A l’heure où les négociations en vue de former un nouveau Gouvernement fédéral semblent enfin être entrées dans le vif du sujet, les partis autour de la table sauront-ils pleinement saisir l’opportunité d’une transition énergétique réussie pour accompagner la sortie de crise que nous connaissons ? La question est sur toutes les lèvres tant les gouvernements successifs ont manqué l’opportunité de mettre en place une réelle stratégie énergétique répondant aux enjeux climatiques, énergétiques, environnementaux et sanitaires.

La crise sanitaire actuelle a démontré l’importance d’évoluer vers une société plus résiliente, plus juste, tout en préservant notre capital environnemental et en évoluant vers une économie de plus en plus circulaire. De nombreuses voix rappellent que la crise sanitaire n’efface nullement les urgences climatiques et environnementales mais au contraire en catalyse l’importance. L’Union européenne envisage en ce moment une révision à la hausse de son niveau d’ambition climatique, les préformateurs fédéraux promettent de lui embouter le pas … Un cadre garantissant une accélération de transition énergétique devra ainsi être développé dans la future Déclaration de Politique Générale.

De plus la Commission devrait rapidement proposer revoir à la hausse l’objectif climatique Européen qui aurait un impact important sur la Belgique,

Augmentation de l’attractivité des solutions énergétiques durables

Il est ainsi primordial de mettre en place une stratégie de relocalisation de notre économie pour des besoins essentiels via des investissements contribuant durablement à l’économie locale, régionale et européenne.

Un juste équilibre doit être trouvé entre les mesures incitatives et la mise en place de normes sociales, environnementales et sanitaires au niveau européen. L’économie de marché ne peut en effet fonctionner sans un certain nombre de garde-fous protégeant contre différentes pratiques abusives, néfastes à l’environnement, à la durabilité de notre économie et à la Vie tout court.

Mobilisation de l’épargne

Afin de favoriser la transition énergétique, il est nécessaire de prendre les mesures visant à réorienter massivement les investissements et l’épargne vers des solutions énergétiques durables.

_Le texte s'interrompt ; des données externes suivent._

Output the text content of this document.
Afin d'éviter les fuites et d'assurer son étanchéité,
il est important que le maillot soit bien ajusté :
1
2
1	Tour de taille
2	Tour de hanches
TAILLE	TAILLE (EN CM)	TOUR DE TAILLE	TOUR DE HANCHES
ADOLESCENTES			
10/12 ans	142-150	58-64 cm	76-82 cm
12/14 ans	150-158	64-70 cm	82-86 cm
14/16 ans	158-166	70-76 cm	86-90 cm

Une meilleure mobilisation de l’épargne accumulée par les citoyens belges sur leurs livrets d’épargne (300 milliards d’euros) devrait être envisagée et pourrait ainsi générer ce qu’il est convenu d’appeler de la « bonne dette » contribuant durablement à la création de valeur dans notre pays en évitant de transférer un insupportable héritage climatique aux générations futures.

Les pouvoirs publics peuvent stimuler les épargnants à investir davantage en Belgique, dans les secteurs durables et générateurs d’emplois locaux liés à la transition énergétique, en prenant les mesures utiles permettant d’améliorer l’attractivité de ce type d’investissements.

Vers un tax shift environnemental efficace sans accroissement de la pression fiscale globale

L’attractivité des investissements dans les secteurs et les activités les moins intensifs en carbone doit aussi être améliorée par la mise en œuvre d’un shift fiscal environnemental devant passer par la suppression des subventions accordées aux énergies fossiles, en réduisant au moins à due concurrence d’autres prélèvements (TVA sur les équipements et combustibles durables, réductions d’impôts conditionnelles sur les revenus générés…) liés aux investissements, services et achats courants dans l’utilisation rationnelle de l’énergie et les sources d’énergie renouvelable. A titre d’exemple, une majoration progressive des accises sur les énergies fossiles, en fonction de leurs émissions de CO2, pourrait être compensée par une forme d’allocation universelle de transition au profit des ménages et/ou par une diminution modulable des charges patronales des entreprises.

Levée de contraintes au développement des filières renouvelables

Ces politiques devraient aussi être assorties de mesures concrètes visant à lever une série de contraintes excessives au développement renouvelable. Le Gouvernement fédéral dispose à ce titre de leviers permettant de lever certaines contraintes à l’installation des technologies renouvelables (ex : adaptation des zones d’entraînement militaires en fonction du potentiel de développement éolien, faciliter l’accès aux données cadastrales…) et de sécuriser le cadre juridique (via l’imposition d’un délai de rigueur pour les recours en annulation au Conseil d’Etat).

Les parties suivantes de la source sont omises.